Beneath her perfume, her Village-girl Anais Anais- smell her.
Her hands, her fingernails, all Of her, her Flesh and her Blood
And bone and real evil meat.
We step out of the street into some moonlight delicatessen up on Avenue A, and she asks me Do I have a dime to complete her exact right change so as not to break up a dollar?
We trade A nickel and dime for a quarter; My quarter, her dime and nickel.
I feel her dime and nickel in my pocket mixing with the other change as change yearns to do---
Slithering, between billfolds and business cards.
TV
Late last night, I fell asleep on the couch, Dreaming I was an extra in an old Vidor flick.
The TV was still on- I could hear it through all the mists- And a tender love scene would suddenly cut away To Jessica Hahn, an attack of killer mantises.
I woke up at eleven. The room seemed to be much as I'd left it. I watched Popeye for a while And smoked a cigarette.
Somehow, the heat in the house had risen to eighty-five, So I lounged around in boxer shorts And drank iced tea all afternoon.
Later, when the proper inspiration had arrived, I dressed.
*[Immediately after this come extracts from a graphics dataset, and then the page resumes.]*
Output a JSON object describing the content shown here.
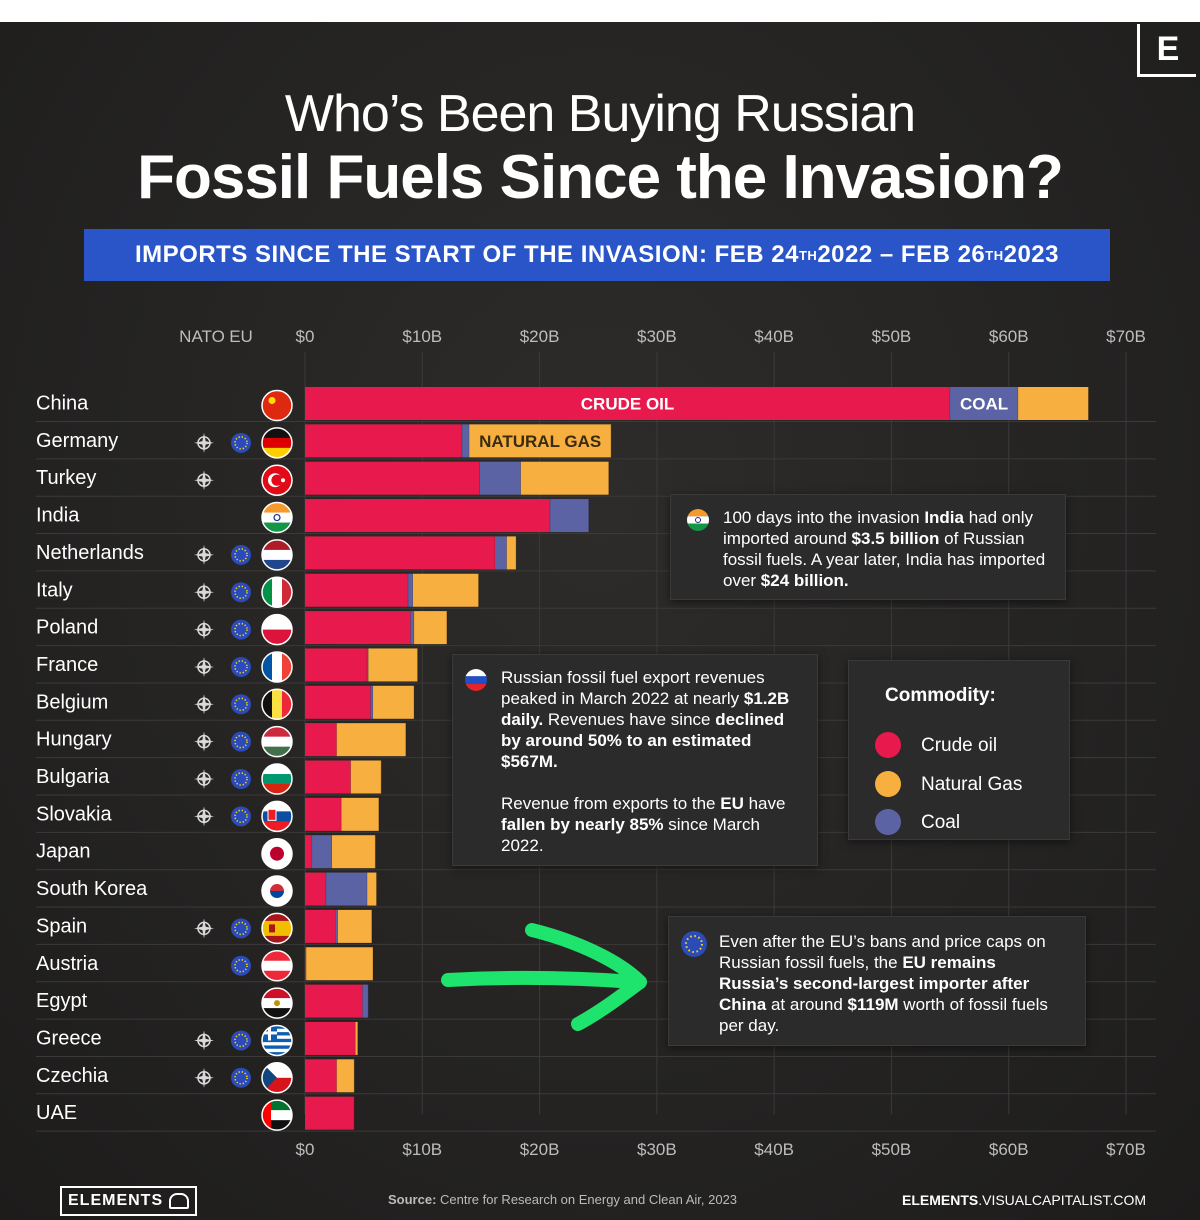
{
  "title_line1": "Who’s Been Buying Russian",
  "title_line2": "Fossil Fuels Since the Invasion?",
  "banner": {
    "prefix": "IMPORTS SINCE THE START OF THE INVASION:  FEB 24",
    "sup1": "TH",
    "middle": " 2022 – FEB 26",
    "sup2": "TH",
    "suffix": " 2023"
  },
  "brand_letter": "E",
  "colors": {
    "crude_oil": "#e8194c",
    "natural_gas": "#f7b040",
    "coal": "#5c63a4",
    "background": "#262524",
    "banner": "#2a55c8",
    "arrow": "#1ee36c"
  },
  "chart_data": {
    "type": "bar",
    "orientation": "horizontal",
    "stacked": true,
    "xlim": [
      0,
      70
    ],
    "x_ticks": [
      "$0",
      "$10B",
      "$20B",
      "$30B",
      "$40B",
      "$50B",
      "$60B",
      "$70B"
    ],
    "x_tick_values": [
      0,
      10,
      20,
      30,
      40,
      50,
      60,
      70
    ],
    "column_headers": {
      "nato": "NATO",
      "eu": "EU"
    },
    "categories": [
      "China",
      "Germany",
      "Turkey",
      "India",
      "Netherlands",
      "Italy",
      "Poland",
      "France",
      "Belgium",
      "Hungary",
      "Bulgaria",
      "Slovakia",
      "Japan",
      "South Korea",
      "Spain",
      "Austria",
      "Egypt",
      "Greece",
      "Czechia",
      "UAE"
    ],
    "nato": [
      false,
      true,
      true,
      false,
      true,
      true,
      true,
      true,
      true,
      true,
      true,
      true,
      false,
      false,
      true,
      false,
      false,
      true,
      true,
      false
    ],
    "eu": [
      false,
      true,
      false,
      false,
      true,
      true,
      true,
      true,
      true,
      true,
      true,
      true,
      false,
      false,
      true,
      true,
      false,
      true,
      true,
      false
    ],
    "series": [
      {
        "name": "Crude oil",
        "values": [
          55.0,
          13.4,
          14.9,
          20.9,
          16.2,
          8.8,
          9.0,
          5.3,
          5.6,
          2.7,
          3.9,
          3.1,
          0.6,
          1.8,
          2.6,
          0.1,
          4.9,
          4.3,
          2.7,
          4.2
        ]
      },
      {
        "name": "Coal",
        "values": [
          5.8,
          0.6,
          3.5,
          3.3,
          1.0,
          0.4,
          0.3,
          0.1,
          0.2,
          0.0,
          0.0,
          0.0,
          1.7,
          3.5,
          0.2,
          0.0,
          0.5,
          0.0,
          0.0,
          0.0
        ]
      },
      {
        "name": "Natural Gas",
        "values": [
          6.0,
          12.1,
          7.5,
          0.0,
          0.8,
          5.6,
          2.8,
          4.2,
          3.5,
          5.9,
          2.6,
          3.2,
          3.7,
          0.8,
          2.9,
          5.7,
          0.0,
          0.2,
          1.5,
          0.0
        ]
      }
    ],
    "bar_labels": [
      {
        "category": "China",
        "series": "Crude oil",
        "text": "CRUDE OIL"
      },
      {
        "category": "China",
        "series": "Coal",
        "text": "COAL"
      },
      {
        "category": "Germany",
        "series": "Natural Gas",
        "text": "NATURAL GAS"
      }
    ],
    "legend": {
      "title": "Commodity:",
      "items": [
        "Crude oil",
        "Natural Gas",
        "Coal"
      ]
    }
  },
  "callouts": {
    "india": {
      "t1": "100 days into the invasion ",
      "b1": "India",
      "t2": " had only imported around ",
      "b2": "$3.5 billion",
      "t3": " of Russian fossil fuels. A year later, India has imported over ",
      "b3": "$24 billion."
    },
    "russia": {
      "t1": "Russian fossil fuel export revenues peaked in March 2022 at nearly ",
      "b1": "$1.2B daily.",
      "t2": " Revenues have since ",
      "b2": "declined by around 50% to an estimated $567M.",
      "t3": "Revenue from exports to the ",
      "b3": "EU",
      "t4": " have ",
      "b4": "fallen by nearly 85%",
      "t5": " since March 2022."
    },
    "eu": {
      "t1": "Even after the EU’s bans and price caps on Russian fossil fuels, the ",
      "b1": "EU remains Russia’s second-largest importer after China",
      "t2": " at around ",
      "b2": "$119M",
      "t3": " worth of fossil fuels per day."
    }
  },
  "footer": {
    "logo": "ELEMENTS",
    "source_label": "Source:",
    "source_text": " Centre for Research on Energy and Clean Air, 2023",
    "url_bold": "ELEMENTS",
    "url_rest": ".VISUALCAPITALIST.COM"
  }
}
I went out shopping. Lechmere was teeming with people, everywhere. Children crawling all over men's laps, Crying after their lost balloons up in the rafters. A fat woman spit a wad of tobacco in the cigarette sands. I thought she was very rude, to do that.
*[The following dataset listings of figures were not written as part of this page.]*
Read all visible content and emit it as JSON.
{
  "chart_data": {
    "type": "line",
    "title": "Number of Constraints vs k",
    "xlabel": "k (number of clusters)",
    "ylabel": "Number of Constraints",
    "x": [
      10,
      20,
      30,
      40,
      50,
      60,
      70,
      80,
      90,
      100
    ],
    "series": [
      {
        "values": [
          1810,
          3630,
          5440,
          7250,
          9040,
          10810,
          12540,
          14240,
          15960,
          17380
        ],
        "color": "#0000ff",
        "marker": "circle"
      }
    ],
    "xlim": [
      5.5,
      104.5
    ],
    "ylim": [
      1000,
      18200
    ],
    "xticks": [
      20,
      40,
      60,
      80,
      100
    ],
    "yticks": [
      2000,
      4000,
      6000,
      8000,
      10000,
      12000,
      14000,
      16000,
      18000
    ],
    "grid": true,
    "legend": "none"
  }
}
Regis Philbin was giving a speech outside, by the lagoon. He didn't even mention Kathie Lee once.
That's when I finally figured out that they weren't married.
Driving School
So much young skin.
Sitting here, half-stoned with elegant visions of virginity.
Jesus.
Young, nubile and virgin flesh all around me, one at every goddamned desk.
Sweet sixteens, debutantes, hairspray and stonewashed jeans. Tight, young asses poured into black spandex tights, like a pitcherful of some heady spring juices.
The instructor is old and boring, boring me with some tired old palaver about seatbelts and safety, about chairs and children.
And, o, what I wouldn't do for a piece of just one of these children.